I'm trying to keep the Ph stable, at 7.5 for my Mollies and plants but it keeps bouncing because of my cO2 injector. I'm using a DIY Yeast cO2 injector. I know it's my cO2 causing the swing, but, how can I keep it stable? I've been using "Wardley '3 in 1' 7.5 pH Water Conditioner" and it seems to help, but I have to keep dosing it, but I don't wanna cause harm. Here are my stats:

Temp kept at 85
PH- (as of now) 7.2, otherwise it will bounce up to 6.4 - 6.6
Nitrates- between 5.0 and 10
8 bpm (co2)
Flourish Iron- 3ml every 3 days
Flourish Potassium- 4 ml every 3 days

Also, my Hygrophila keeps growing (I actually just had to trim it, and turn the one bunch, into two bunches) and its growing fine, sprouting out new leaves all the time, but the leaves seem to be curling and the leafs veins appear to be a little darker than the leaves themselves. I've included a pic.

HELP!!!


----------



## JeffyFunk (Apr 6, 2006)

Richie38 said:


> I'm trying to keep the pH stable, at 7.5 for my Mollies and plants but it keeps bouncing because of my CO2 injector....


Unless you use pressurized CO2 w/ a pH Controller, there is no way to use CO2 to maintain a "stable pH". Furthermore, in a planted aquarium, there is really no need to maintain a stable pH; most fish suitable for planted aquariums are actually not that sensitive to mild swings in pH values. Trying to maintain a stable pH by the addition of buffers to the aquarium is actually detrimental since buffers are really just salts (which in excess, are bad for planted aquariums). As long as you have healthy, growing plants, your fish should be fine.


----------



## Bert H (Mar 2, 2004)

As Jeffy said, don't worry about the pH changes. The mollies will be fine. I would quit using the pH 'controller'. You are probably adding lots of phosphate via that item without knowing it, since it's probably a phosphate buffer base of some sort. You should, however, have an idea of the CO2 levels in the tank when it's at it's highest. Though I doubt with diy, you will create oxygen problems for the fish.



> Also, my Hygrophila keeps growing (I actually just had to trim it, and turn the one bunch, into two bunches) and its growing fine, sprouting out new leaves all the time, but the leaves seem to be curling and the leafs veins appear to be a little darker than the leaves themselves. I've included a pic.
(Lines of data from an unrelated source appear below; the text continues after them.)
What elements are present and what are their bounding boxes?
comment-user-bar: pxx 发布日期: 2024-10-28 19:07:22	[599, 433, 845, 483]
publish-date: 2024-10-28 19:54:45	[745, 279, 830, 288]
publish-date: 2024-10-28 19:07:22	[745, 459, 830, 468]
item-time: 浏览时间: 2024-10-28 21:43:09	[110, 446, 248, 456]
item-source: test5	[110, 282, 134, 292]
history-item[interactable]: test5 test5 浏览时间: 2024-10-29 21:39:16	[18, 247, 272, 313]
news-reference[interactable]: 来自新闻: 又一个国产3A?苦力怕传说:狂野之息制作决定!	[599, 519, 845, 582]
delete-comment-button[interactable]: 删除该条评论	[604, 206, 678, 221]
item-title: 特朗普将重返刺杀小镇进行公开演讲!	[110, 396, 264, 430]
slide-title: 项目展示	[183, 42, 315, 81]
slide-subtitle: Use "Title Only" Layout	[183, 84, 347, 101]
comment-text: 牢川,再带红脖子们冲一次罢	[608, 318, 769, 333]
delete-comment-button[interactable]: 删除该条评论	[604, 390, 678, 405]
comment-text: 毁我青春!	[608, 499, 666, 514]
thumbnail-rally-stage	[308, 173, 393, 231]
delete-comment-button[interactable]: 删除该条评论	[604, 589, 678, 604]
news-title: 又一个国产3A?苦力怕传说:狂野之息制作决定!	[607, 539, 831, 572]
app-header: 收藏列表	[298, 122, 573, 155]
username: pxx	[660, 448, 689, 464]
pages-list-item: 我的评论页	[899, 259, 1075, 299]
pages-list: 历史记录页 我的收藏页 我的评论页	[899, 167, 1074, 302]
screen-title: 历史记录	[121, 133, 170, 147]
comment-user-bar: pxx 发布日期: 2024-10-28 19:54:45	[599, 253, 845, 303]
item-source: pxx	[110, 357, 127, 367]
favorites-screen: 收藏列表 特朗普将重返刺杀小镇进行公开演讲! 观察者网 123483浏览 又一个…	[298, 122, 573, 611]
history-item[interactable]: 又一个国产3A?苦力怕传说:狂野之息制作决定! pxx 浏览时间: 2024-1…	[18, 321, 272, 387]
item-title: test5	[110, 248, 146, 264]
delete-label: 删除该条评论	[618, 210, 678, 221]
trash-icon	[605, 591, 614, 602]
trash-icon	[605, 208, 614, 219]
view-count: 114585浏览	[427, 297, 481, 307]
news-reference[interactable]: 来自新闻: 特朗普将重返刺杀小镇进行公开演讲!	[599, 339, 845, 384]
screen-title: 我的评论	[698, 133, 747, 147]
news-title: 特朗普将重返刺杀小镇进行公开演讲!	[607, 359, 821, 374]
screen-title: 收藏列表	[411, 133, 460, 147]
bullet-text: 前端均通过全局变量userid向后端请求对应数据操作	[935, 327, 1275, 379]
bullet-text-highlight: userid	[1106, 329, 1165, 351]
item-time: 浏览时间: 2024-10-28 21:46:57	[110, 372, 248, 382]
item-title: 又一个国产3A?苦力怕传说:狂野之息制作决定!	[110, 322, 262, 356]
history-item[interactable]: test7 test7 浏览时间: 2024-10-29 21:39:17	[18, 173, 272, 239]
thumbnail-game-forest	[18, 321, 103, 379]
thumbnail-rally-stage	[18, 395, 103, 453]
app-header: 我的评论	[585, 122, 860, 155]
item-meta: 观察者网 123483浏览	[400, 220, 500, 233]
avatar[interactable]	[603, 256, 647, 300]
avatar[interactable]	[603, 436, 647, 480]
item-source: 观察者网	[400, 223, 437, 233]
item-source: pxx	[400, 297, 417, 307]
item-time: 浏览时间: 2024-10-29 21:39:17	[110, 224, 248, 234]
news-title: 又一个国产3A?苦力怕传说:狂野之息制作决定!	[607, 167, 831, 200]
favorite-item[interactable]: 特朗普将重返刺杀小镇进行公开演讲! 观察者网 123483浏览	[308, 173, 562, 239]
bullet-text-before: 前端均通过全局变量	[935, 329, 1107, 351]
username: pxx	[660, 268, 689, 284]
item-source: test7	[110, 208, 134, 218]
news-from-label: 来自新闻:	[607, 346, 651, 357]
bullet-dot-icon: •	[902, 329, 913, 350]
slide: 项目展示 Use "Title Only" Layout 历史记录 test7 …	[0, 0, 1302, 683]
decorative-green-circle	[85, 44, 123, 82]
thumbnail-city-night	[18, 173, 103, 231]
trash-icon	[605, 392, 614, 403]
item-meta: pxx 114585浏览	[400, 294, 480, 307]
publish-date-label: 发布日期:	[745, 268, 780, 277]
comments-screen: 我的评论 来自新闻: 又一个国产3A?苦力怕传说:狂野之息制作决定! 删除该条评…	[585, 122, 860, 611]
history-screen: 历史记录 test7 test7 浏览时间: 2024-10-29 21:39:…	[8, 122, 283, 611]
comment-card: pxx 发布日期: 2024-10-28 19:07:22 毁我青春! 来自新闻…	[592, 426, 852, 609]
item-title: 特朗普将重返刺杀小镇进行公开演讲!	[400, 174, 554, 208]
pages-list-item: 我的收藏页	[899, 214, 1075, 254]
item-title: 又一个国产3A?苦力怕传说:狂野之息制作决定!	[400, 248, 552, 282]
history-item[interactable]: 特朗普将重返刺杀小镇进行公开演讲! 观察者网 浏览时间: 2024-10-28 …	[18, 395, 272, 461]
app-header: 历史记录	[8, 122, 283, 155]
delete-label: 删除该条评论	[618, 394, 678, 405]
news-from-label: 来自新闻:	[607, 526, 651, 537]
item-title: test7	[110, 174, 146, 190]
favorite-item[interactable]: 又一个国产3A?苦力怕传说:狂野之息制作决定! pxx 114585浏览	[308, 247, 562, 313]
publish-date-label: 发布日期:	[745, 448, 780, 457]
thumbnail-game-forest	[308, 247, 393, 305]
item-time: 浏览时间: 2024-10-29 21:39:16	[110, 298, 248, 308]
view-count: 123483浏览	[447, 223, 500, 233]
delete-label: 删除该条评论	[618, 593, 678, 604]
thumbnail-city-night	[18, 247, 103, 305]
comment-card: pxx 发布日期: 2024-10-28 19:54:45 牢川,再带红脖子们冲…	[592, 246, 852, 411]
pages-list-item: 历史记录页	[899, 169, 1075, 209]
Newer growth will often be lighter colored. If it is growing as well as you describe, don't worry about it.


----------



## Diana K (Dec 20, 2007)

Better than playing around with the pH, get the GH and KH in the optimum range for the fish and plants and let the pH do whatever it wants. 
Mollies are hard water fish, thriving in a GH of around 10+ degrees. Keep the KH more or less about the same.


----------